Pendant l’Acoustic Quartet, j’essaie de mettre à profit cette expérience auprès de François Couturier, avec qui je fais mon deuxième disque  Oblique, dans lequel je ne joue que du violon acoustique. C’était un quartette avec Riccardo Del Fra et Joël Allouche, mais quand je réécoute ce disque, je me dis que l’axe en était déjà la relation piano-violon. En 1997, après les cinq années de quartette, j’avais très envie de jouer acoustique, dans la continuité du travail sur l’instrument que l’Acoustic Quartet m’avait fait faire. C’est à ce moment-là que nous avons eu envie, François Couturier et moi, de travailler cet axe piano-violon. Nous avons donc fait en 1998 un disque en duo chez ECM, Poros.

Qui est le nom que vous avez repris pour votre label… Que signifie-t-il ?
C’est une polysémie que j’aime beaucoup. C’est surtout la même racine qu’aporie, et signifie l’océan, mais aussi une situation inextricable, sans issue, l’océan signifiant un univers effrayant, dont on ne sait comment sortir en l’absence de carte ou de boussole. « Poros » signifie donc une voie maritime ou fluviale ayant la particularité de ne pas être tracée à l’avance, et de se refermer, de s’effacer une fois parcourue. Par extension, cela signifie le stratagème qu’on invente pour trouver son chemin, pour sortir d’une situation aporétique.

Est-ce Manfred Eicher qui vous a sollicités ou est-ce vous qui lui avez proposé ce projet de disque ?
C’est moi qui lui ai proposé, et je crois qu’il était très content de ce disque. Nous avions beaucoup travaillé avant, l’enregistrement fut très rapide.
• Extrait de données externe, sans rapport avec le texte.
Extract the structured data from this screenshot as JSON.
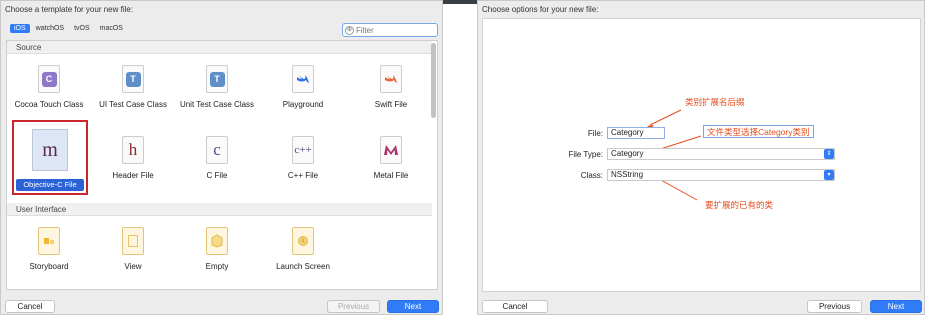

Par contre, c’est un duo qui sur scène, a eu plus de difficulté…
La polémique dont nous parlions au sujet de l’Acoustic Quartet a été décuplée, d’autant qu’il s’agissait d’un duo piano-violon. Ca renvoyait tellement une image classique ! Avec un saxophoniste, ça serait passé tout seul. On jouait sans sonorisation, on n’y voyait aucune raison et on avait envie de préserver les timbres et les nuances. La France est un pays bizarre pour ça, l’apparence des choses… J’ai la plus grande réticence du monde à parler de jazz, pour plein de raisons, mais ce projet pouvait s’appeler jazz, nous improvisions beaucoup, mais tout d’un coup, ça ne convenait pas. Personne ne nous a jamais dit que la musique était mauvaise, mais les organisateurs de festivals ne savaient pas comment nous programmer, à quelle soirée nous rattacher. Les gens nous disaient que c’était formidable, mais ne savaient pas quoi faire de nous. L’enthousiasme était en revanche énorme chez les musiciens. Je crois que François Couturier, dans son travail actuel, se heurte toujours à la même prévention.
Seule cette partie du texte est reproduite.